Health systems in the United States are spending roughly 60 cents of every health-care AI dollar on software that bills, codes, and adjusts risk on insurance claims, while the sliver that actually reaches patient care keeps shrinking. The pattern is not a failure of intentions. It is what fee-for-service reimbursement predicts.
That is the case Dr. Toyin Ajayi, co-founder and CEO of Cityblock Health, made on the latest episode of the KFF "Business of Health" podcast, and it is the spine of a new Cityblock report on AI in Medicaid. Cityblock runs a value-based primary-care model serving roughly 100,000 Medicaid and dual-eligible members (people who qualify for both Medicare and Medicaid because of age, disability, or low income) across ten states. The company's argument is that the AI arms race inside American health care is a mirror of the payment system that funds it, and that the only way to change where AI dollars flow is to change how the system gets paid.
The 60-percent figure comes from 2024 reporting by SVB and Fierce Healthcare on venture investment patterns, not from a Cityblock measurement.

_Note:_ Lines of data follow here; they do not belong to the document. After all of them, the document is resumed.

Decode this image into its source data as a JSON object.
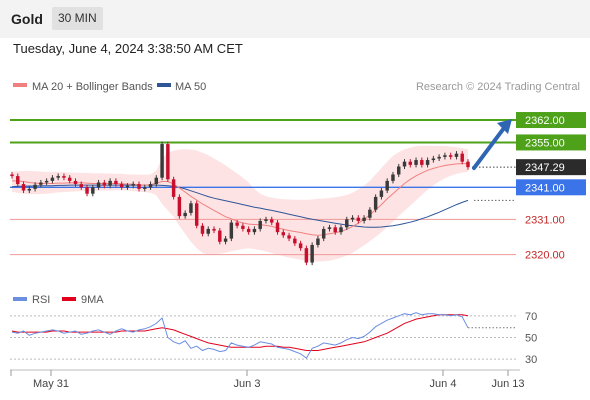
{
  "header": {
    "title": "Gold",
    "timeframe": "30 MIN"
  },
  "timestamp": "Tuesday, June 4, 2024 3:38:50 AM CET",
  "legend": {
    "ma20_label": "MA 20 + Bollinger Bands",
    "ma50_label": "MA 50",
    "credit": "Research © 2024 Trading Central",
    "rsi_label": "RSI",
    "rsi_ma_label": "9MA"
  },
  "colors": {
    "ma20": "#f08080",
    "band_fill": "#fde3e3",
    "ma50": "#2f5597",
    "green_level": "#4ea21a",
    "blue_level": "#3b73e8",
    "red_level": "#ef9a9a",
    "candle_up": "#3a3a3a",
    "candle_down": "#c8102e",
    "arrow": "#2e66b3",
    "rsi": "#6a8ee0",
    "rsi_ma": "#e2001a"
  },
  "chart_data": {
    "type": "candlestick",
    "instrument": "Gold",
    "timeframe": "30 MIN",
    "x_tick_labels": [
      "May 31",
      "Jun 3",
      "Jun 4",
      "Jun 13"
    ],
    "ylim": [
      2315,
      2367
    ],
    "current_price": 2347.29,
    "levels": [
      {
        "value": "2362.00",
        "style": "resistance",
        "color": "green"
      },
      {
        "value": "2355.00",
        "style": "resistance",
        "color": "green"
      },
      {
        "value": "2341.00",
        "style": "pivot",
        "color": "blue"
      },
      {
        "value": "2331.00",
        "style": "support",
        "color": "red"
      },
      {
        "value": "2320.00",
        "style": "support",
        "color": "red"
      }
    ],
    "forecast_arrow": {
      "from": 2347,
      "to": 2362
    },
    "close": [
      2344.5,
      2342.0,
      2340.0,
      2340.5,
      2341.8,
      2342.5,
      2343.0,
      2344.0,
      2344.5,
      2344.0,
      2343.0,
      2342.0,
      2341.0,
      2339.0,
      2341.0,
      2342.5,
      2341.5,
      2343.0,
      2342.0,
      2341.0,
      2341.5,
      2342.0,
      2340.5,
      2341.0,
      2342.0,
      2344.0,
      2354.5,
      2343.5,
      2338.0,
      2332.0,
      2333.0,
      2336.0,
      2329.0,
      2326.5,
      2328.0,
      2327.5,
      2324.0,
      2325.0,
      2330.0,
      2329.0,
      2328.0,
      2327.0,
      2328.0,
      2330.5,
      2331.0,
      2330.0,
      2327.0,
      2326.0,
      2325.0,
      2323.5,
      2322.0,
      2317.5,
      2323.0,
      2325.0,
      2328.0,
      2328.5,
      2327.0,
      2328.5,
      2331.0,
      2331.5,
      2330.5,
      2331.5,
      2334.0,
      2338.0,
      2340.0,
      2343.0,
      2345.0,
      2347.5,
      2349.0,
      2348.0,
      2349.5,
      2348.0,
      2349.5,
      2350.0,
      2350.5,
      2351.0,
      2350.5,
      2351.5,
      2349.0,
      2347.29
    ],
    "ma20": [
      2343.0,
      2343.0,
      2342.8,
      2342.5,
      2342.3,
      2342.2,
      2342.2,
      2342.2,
      2342.3,
      2342.3,
      2342.4,
      2342.4,
      2342.4,
      2342.3,
      2342.2,
      2342.2,
      2342.2,
      2342.2,
      2342.2,
      2342.1,
      2342.0,
      2342.0,
      2341.8,
      2341.7,
      2341.8,
      2342.3,
      2342.8,
      2342.8,
      2342.0,
      2340.8,
      2339.5,
      2338.2,
      2337.0,
      2335.8,
      2334.8,
      2333.8,
      2332.8,
      2331.8,
      2331.2,
      2330.4,
      2329.9,
      2329.5,
      2329.4,
      2329.3,
      2329.1,
      2328.8,
      2328.3,
      2327.9,
      2327.5,
      2327.2,
      2326.9,
      2326.5,
      2326.2,
      2326.0,
      2326.2,
      2326.5,
      2326.8,
      2327.2,
      2327.9,
      2328.8,
      2329.8,
      2331.0,
      2332.4,
      2334.0,
      2335.6,
      2337.4,
      2339.0,
      2340.6,
      2342.2,
      2343.5,
      2344.6,
      2345.5,
      2346.3,
      2346.9,
      2347.4,
      2347.8,
      2348.1,
      2348.3,
      2348.4,
      2348.4
    ],
    "bb_upper": [
      2345.8,
      2346.0,
      2346.1,
      2346.1,
      2346.0,
      2345.9,
      2345.8,
      2345.8,
      2345.8,
      2345.7,
      2345.6,
      2345.6,
      2345.5,
      2345.5,
      2345.4,
      2345.4,
      2345.3,
      2345.3,
      2345.2,
      2345.2,
      2345.0,
      2345.0,
      2344.9,
      2344.9,
      2345.0,
      2346.2,
      2350.0,
      2351.8,
      2352.4,
      2352.8,
      2352.9,
      2352.8,
      2352.5,
      2351.8,
      2351.0,
      2350.0,
      2349.0,
      2347.8,
      2346.6,
      2345.3,
      2344.0,
      2342.4,
      2340.5,
      2339.0,
      2338.2,
      2337.8,
      2337.5,
      2337.3,
      2337.2,
      2337.1,
      2337.1,
      2337.1,
      2337.2,
      2337.4,
      2337.5,
      2337.7,
      2337.9,
      2338.2,
      2338.6,
      2339.3,
      2340.3,
      2341.5,
      2343.0,
      2345.0,
      2347.0,
      2349.0,
      2350.8,
      2352.0,
      2352.9,
      2353.4,
      2353.8,
      2354.0,
      2354.0,
      2353.9,
      2353.9,
      2353.9,
      2353.7,
      2353.5,
      2353.2,
      2352.8
    ],
    "bb_lower": [
      2339.6,
      2339.3,
      2339.0,
      2338.8,
      2338.8,
      2338.9,
      2339.0,
      2339.2,
      2339.4,
      2339.5,
      2339.6,
      2339.7,
      2339.8,
      2339.8,
      2339.9,
      2339.9,
      2340.0,
      2340.0,
      2340.1,
      2340.1,
      2340.0,
      2339.8,
      2339.6,
      2339.5,
      2339.3,
      2338.5,
      2335.8,
      2333.8,
      2331.8,
      2329.0,
      2326.5,
      2324.0,
      2322.0,
      2320.5,
      2320.0,
      2320.1,
      2320.3,
      2320.6,
      2321.1,
      2321.4,
      2321.7,
      2322.0,
      2321.7,
      2321.4,
      2321.0,
      2320.5,
      2320.0,
      2319.5,
      2319.1,
      2318.7,
      2318.4,
      2318.1,
      2317.9,
      2317.8,
      2317.9,
      2318.1,
      2318.5,
      2319.0,
      2319.7,
      2320.6,
      2321.7,
      2322.9,
      2324.2,
      2325.5,
      2327.0,
      2328.6,
      2330.3,
      2332.0,
      2333.7,
      2335.3,
      2337.0,
      2338.6,
      2340.2,
      2341.6,
      2342.8,
      2343.8,
      2344.6,
      2345.2,
      2345.6,
      2345.8
    ],
    "ma50": [
      2341.2,
      2341.3,
      2341.3,
      2341.4,
      2341.4,
      2341.5,
      2341.5,
      2341.5,
      2341.6,
      2341.6,
      2341.7,
      2341.7,
      2341.7,
      2341.7,
      2341.7,
      2341.7,
      2341.7,
      2341.7,
      2341.7,
      2341.7,
      2341.7,
      2341.7,
      2341.7,
      2341.7,
      2341.7,
      2341.7,
      2341.6,
      2341.5,
      2341.3,
      2341.0,
      2340.5,
      2339.9,
      2339.3,
      2338.7,
      2338.1,
      2337.6,
      2337.2,
      2336.8,
      2336.4,
      2336.0,
      2335.6,
      2335.2,
      2334.8,
      2334.5,
      2334.1,
      2333.8,
      2333.4,
      2333.0,
      2332.6,
      2332.2,
      2331.8,
      2331.4,
      2331.0,
      2330.7,
      2330.4,
      2330.1,
      2329.8,
      2329.5,
      2329.2,
      2329.0,
      2328.8,
      2328.6,
      2328.5,
      2328.5,
      2328.6,
      2328.8,
      2329.0,
      2329.3,
      2329.7,
      2330.1,
      2330.6,
      2331.2,
      2331.8,
      2332.5,
      2333.2,
      2334.0,
      2334.8,
      2335.6,
      2336.3,
      2336.9
    ],
    "rsi_axis": {
      "ticks": [
        "70",
        "50",
        "30"
      ],
      "ylim": [
        20,
        80
      ]
    },
    "rsi": [
      55,
      54,
      56,
      52,
      54,
      55,
      56,
      57,
      56,
      54,
      55,
      56,
      53,
      54,
      56,
      57,
      55,
      53,
      56,
      58,
      56,
      55,
      57,
      58,
      60,
      63,
      68,
      50,
      46,
      44,
      47,
      40,
      42,
      38,
      40,
      39,
      37,
      38,
      45,
      43,
      42,
      41,
      43,
      46,
      45,
      44,
      41,
      40,
      39,
      37,
      35,
      31,
      40,
      42,
      45,
      44,
      43,
      45,
      48,
      50,
      49,
      51,
      55,
      60,
      63,
      66,
      68,
      70,
      72,
      71,
      73,
      71,
      72,
      72,
      71,
      71,
      70,
      71,
      69,
      59
    ],
    "rsi_ma": [
      56,
      55,
      55,
      55,
      55,
      55,
      55,
      56,
      56,
      56,
      55,
      55,
      55,
      55,
      55,
      55,
      55,
      55,
      55,
      56,
      56,
      56,
      56,
      56,
      57,
      58,
      59,
      58,
      57,
      55,
      53,
      51,
      49,
      47,
      45,
      44,
      43,
      42,
      41,
      41,
      41,
      41,
      41,
      41,
      42,
      42,
      42,
      41,
      41,
      40,
      39,
      38,
      38,
      38,
      39,
      40,
      41,
      42,
      43,
      44,
      45,
      46,
      48,
      50,
      52,
      54,
      57,
      60,
      63,
      65,
      67,
      68,
      69,
      70,
      71,
      71,
      71,
      71,
      71,
      70
    ]
  }
}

Ajayi uses it to make a structural point. In a system that pays providers per procedure, per code, and per risk-adjustment category, the AI tools that make those workflows faster and more accurate are the AI tools that earn back their cost. The same logic is what makes ambient documentation, prior-authorization bots, and coding copilots the obvious buys for hospital systems, and what makes "AI that calls a member about a missed asthma refill" a harder business case to underwrite.
Menlo Ventures' 2025 State of AI in Healthcare report tracks the same pattern from the demand side. Healthcare AI spend hit roughly $1.4 billion in 2025, about triple the 2024 figure, and adoption is running 2.2 times the broader economy. By Menlo's tally, 27 percent of health systems had implemented domain-specific AI tools, 18 percent of outpatient groups, and 14 percent of payers, with eight healthcare AI companies reaching unicorn status. The largest named rollouts are back-office. Kaiser Permanente's Abridge ambient documentation now spans 40 hospitals and more than 600 medical offices, billed as the largest generative-AI deployment in U.S. health care. Mayo Clinic has committed more than $1 billion across 200-plus AI projects. Advocate Health is live with 40 AI use cases, including Microsoft Dragon Copilot, with a projected 50-percent reduction in documentation time.

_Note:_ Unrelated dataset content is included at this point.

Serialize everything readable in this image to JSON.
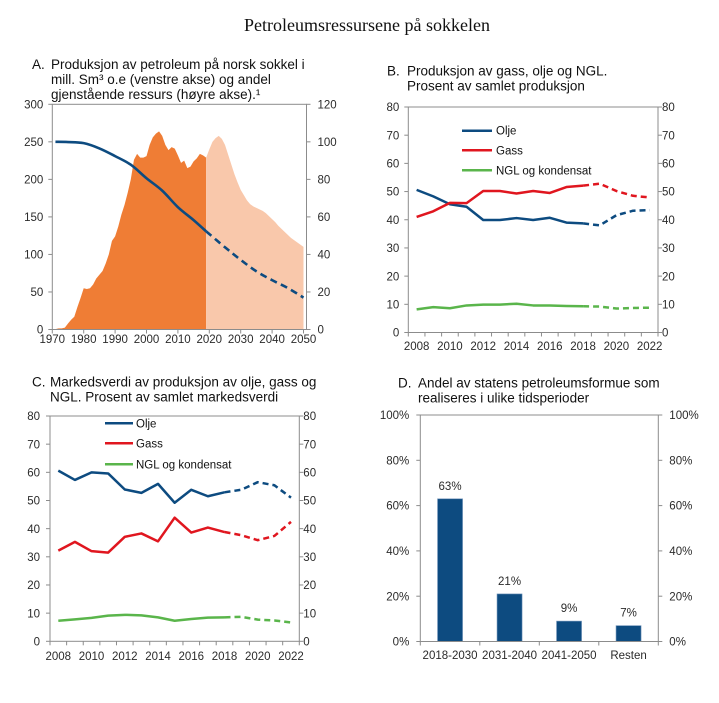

These are not bad projects. The friction is in what they do not touch. Ambient scribes free physicians from keyboards, but they do not change who gets a callback. Risk-adjustment AI extracts more revenue per member, but it does not keep that member out of the emergency room. In a fee-for-service chassis, optimizing the parts of the system that already exist is the rational capital move, and the venture ledger reflects it.
Cityblock is the case for the alternative math. Because the company is paid a fixed monthly amount per member and is on the hook for total cost of care, AI that improves outcomes lowers Cityblock's expenses and raises its margin. The company's report is, in effect, a manifesto for AI built around the patient relationship, anchored on six company-stated principles: equity first, solve pressing problems, trust before data, AI as a relationship engine, behavior change as the goal, and scalable compassion. The principles are company framing, not independent validation, and Cityblock has not published clinical outcome data tied to the AI deployments.
Two operational examples do most of the work. The first is what Cityblock calls "agentic AI" outreach: systems that listen for housing instability, food insecurity, and other social-determinants-of-health signals in member calls and messages, then route a structured summary to a human care coordinator who can act on it. The second is an ambient scribe that natively translates real-time Spanish encounters into English clinical notes, an unlocks-the-front-door feature in a Medicaid population that is often Spanish-primary at home and English-primary in the chart.
The pattern matters most where the structural case is sharpest. Federal eligibility churn, workforce attrition, and shrinking state Medicaid budgets are squeezing the safety net at the same moment AI spend is accelerating across the rest of the system. Ajayi's argument is that AI built for care, not for claims, is one of the few levers that can lower cost in this population by reaching the highest-need members whose care drives most of the spending.
The honest version of the argument is narrower than the slogan would suggest. Fee-for-service has been the engine of U.S. health care for decades, and the AI investment pattern is a faithful shadow of it. The companies that win on ambient documentation, risk adjustment, and prior authorization are solving real problems for the customers who pay them, and they will keep winning as long as those customers get paid the same way. The Cityblock version of AI only becomes the default when more of American health care is paid the way Cityblock is paid. The 60-percent figure will not move on its own.
The watch item through the rest of 2026 is whether Medicaid managed-care contracts, Medicare Advantage Star Ratings, and ACO REACH benchmarks shift the value-based pool fast enough to move venture dollars with it. If they do, the AI line items in next year's Menlo report start to look different. If they do not, the next Cityblock-size deployment will keep waiting for a payment model that makes it obvious.